Black Holes Across the Universe Could be Sending Matter into the Future


It turns out that black holes could, in fact, be a sort of tool for time travel.


Some astronomers have suggested that space-time curves are found near the center of a black hole, but these do not break and rather continue in a region in the future with a white hole structure.


This idea proves that Black Holes are definitely among the strangest objects in the universe.


According to Einstein‘s General Theory of Relativity, everything that enters a black hole will continue to fall toward its center, attracted by an increasingly stronger gravity, until it compresses into a single point of such density that the very space-time fabric would break.


That point, called a singularity, is where the laws of known physics would not affect. The very time would stop, and reality as we know it would completely vanish.


But some astronomers don’t seem to agree.


According to Abhay Ashtekar and Javier Olmedo, from Pennsylvania State University, and Parampreet Singh, from Louisiana, and two recently published papers in Physical Review Letters and Physical Review D, things could be very different.


In fact, their work could forever change what we thought we knew about black holes.


Especially regarding the true nature of their centers, which according to these researchers, “we could have greatly misunderstood.”


They suggest how black holes transition into white holes.


The main problem is the singularity.


The simple idea that there may be those points that, despite having an infinite density, do not occupy any space is considered an aberration, something that can not exist in nature.


Until now, and under the umbrella of “quantum gravity” (which essentially means gravity at the smallest scales), numerous researchers have formulated various theoretical proposals, developing completely new mathematics that can serve to describe how gravity works in the microcosm of subatomic particles.


Astronomers point towards the so-called “loop quantum gravity,” which, among other things, predicts that spacetime can be quantified so that there is a minimum unit beyond which spacetime cannot be further subdivided.

By applying loop quantum gravity to black holes’ central points, the researchers claim that the result was not a singularity but something very different.


But, if it’s not a singularity, what else could it be?


New calculations predict that spacetime curves very strongly near the center of a black hole.


But it does not break but continues in a region in the future that has the structure of a white hole.


A white hole is like a black hole, but the other way around. That is, instead of attracting matter to itself, it “shoots” it outwards, into space.


Experts say that in the presence of powerful gravitational fields, time slows down.

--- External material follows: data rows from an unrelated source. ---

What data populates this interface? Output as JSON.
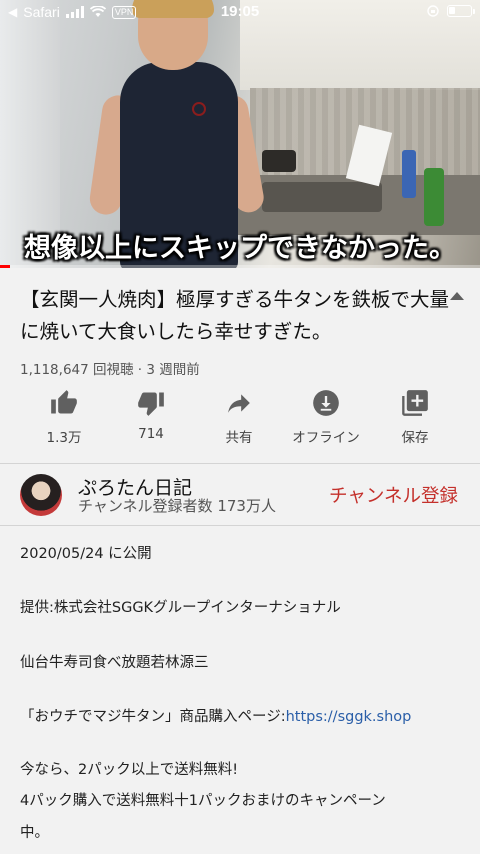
{
  "status_bar": {
    "carrier": "Safari",
    "vpn": "VPN",
    "time": "19:05"
  },
  "video": {
    "caption": "想像以上にスキップできなかった。",
    "progress": 0.02
  },
  "title": "【玄関一人焼肉】極厚すぎる牛タンを鉄板で大量に焼いて大食いしたら幸せすぎた。",
  "meta": "1,118,647 回視聴 · 3 週間前",
  "actions": [
    {
      "icon": "thumbs-up-icon",
      "label": "1.3万"
    },
    {
      "icon": "thumbs-down-icon",
      "label": "714"
    },
    {
      "icon": "share-icon",
      "label": "共有"
    },
    {
      "icon": "download-icon",
      "label": "オフライン"
    },
    {
      "icon": "save-playlist-icon",
      "label": "保存"
    }
  ],
  "channel": {
    "name": "ぷろたん日記",
    "subscribers": "チャンネル登録者数 173万人",
    "subscribe_label": "チャンネル登録"
  },
  "description": {
    "published": "2020/05/24 に公開",
    "sponsor": "提供:株式会社SGGKグループインターナショナル",
    "restaurant": "仙台牛寿司食べ放題若林源三",
    "purchase_text": "「おウチでマジ牛タン」商品購入ページ:",
    "purchase_link": "https://sggk.shop",
    "promo_line1": "今なら、2パック以上で送料無料!",
    "promo_line2": "4パック購入で送料無料十1パックおまけのキャンペーン",
    "promo_line3": "中。"
  },
  "colors": {
    "subscribe": "#c4302b",
    "link": "#2a5ea8",
    "progress": "#ff0000"
  }
}
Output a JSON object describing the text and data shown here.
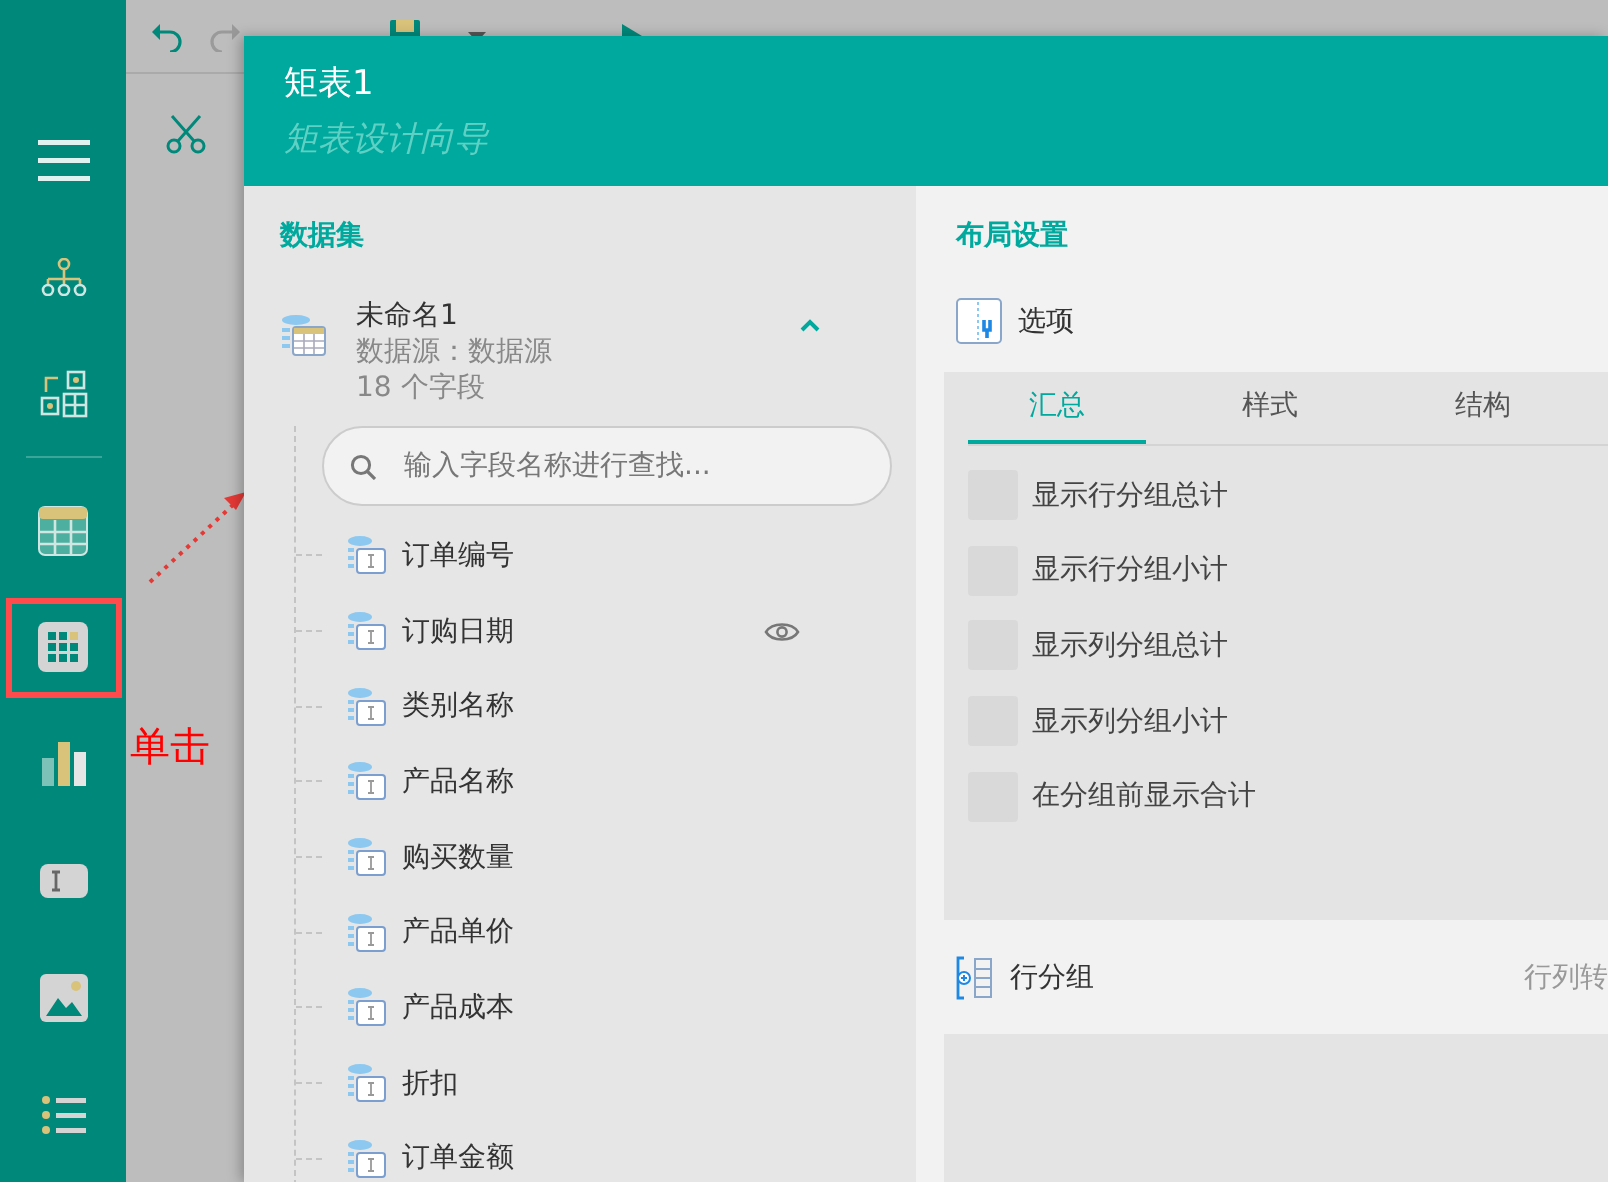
{
  "toolbar": {
    "items": [
      {
        "kind": "undo"
      },
      {
        "kind": "redo"
      },
      {
        "kind": "save"
      },
      {
        "kind": "dropdown"
      },
      {
        "kind": "preview"
      }
    ]
  },
  "sidebar": {
    "items": [
      {
        "kind": "menu",
        "highlighted": false
      },
      {
        "kind": "tree",
        "highlighted": false
      },
      {
        "kind": "layout",
        "highlighted": false
      },
      {
        "kind": "divider"
      },
      {
        "kind": "table",
        "highlighted": false
      },
      {
        "kind": "matrix",
        "highlighted": true
      },
      {
        "kind": "chart",
        "highlighted": false
      },
      {
        "kind": "text",
        "highlighted": false
      },
      {
        "kind": "image",
        "highlighted": false
      },
      {
        "kind": "list",
        "highlighted": false
      }
    ]
  },
  "annotation": {
    "label": "单击"
  },
  "dialog": {
    "title": "矩表1",
    "subtitle": "矩表设计向导",
    "dataset_panel": {
      "heading": "数据集",
      "dataset": {
        "name": "未命名1",
        "source": "数据源：数据源",
        "field_count": "18 个字段",
        "expanded": true
      },
      "search": {
        "placeholder": "输入字段名称进行查找..."
      },
      "fields": [
        {
          "name": "订单编号",
          "hovered": false
        },
        {
          "name": "订购日期",
          "hovered": true
        },
        {
          "name": "类别名称",
          "hovered": false
        },
        {
          "name": "产品名称",
          "hovered": false
        },
        {
          "name": "购买数量",
          "hovered": false
        },
        {
          "name": "产品单价",
          "hovered": false
        },
        {
          "name": "产品成本",
          "hovered": false
        },
        {
          "name": "折扣",
          "hovered": false
        },
        {
          "name": "订单金额",
          "hovered": false
        }
      ]
    },
    "layout_panel": {
      "heading": "布局设置",
      "options_label": "选项",
      "tabs": [
        {
          "label": "汇总",
          "selected": true
        },
        {
          "label": "样式",
          "selected": false
        },
        {
          "label": "结构",
          "selected": false
        }
      ],
      "checkboxes": [
        {
          "label": "显示行分组总计",
          "checked": false
        },
        {
          "label": "显示行分组小计",
          "checked": false
        },
        {
          "label": "显示列分组总计",
          "checked": false
        },
        {
          "label": "显示列分组小计",
          "checked": false
        },
        {
          "label": "在分组前显示合计",
          "checked": false
        }
      ],
      "row_group": {
        "label": "行分组",
        "action": "行列转"
      }
    }
  }
}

And black holes contain what are thought to be the strongest gravitational fields in the universe.


Because of this, a possible interpretation of this new work is that matter falls into a black hole and then “bounces,” firing the mass through the cosmos.


Because time is prolonged near the center of a black hole, seen from outside, that process would last a huge amount of time.


If researchers are right, there are black holes in the very distant future; the matter will explode, scattering it throughout the cosmos through white holes.


The idea is fresh and very suggestive, although it will be necessary to test it experimentally before being considered valid.


And it turns out there are several ways to do it.


For example, for a long time, scientists worldwide have been detecting a series of enormously energetic phenomena that refuse to be explained.


These are high-energy cosmic rays that collide against Earth’s atmosphere from time to time. The so-called FRBs (fast radio bursts) occur when a huge amount of radio energy is detected in a concise period of time.


According to the authors of the new papers, both phenomena could be, in principle, the signature of a black hole transitioning to a white hole.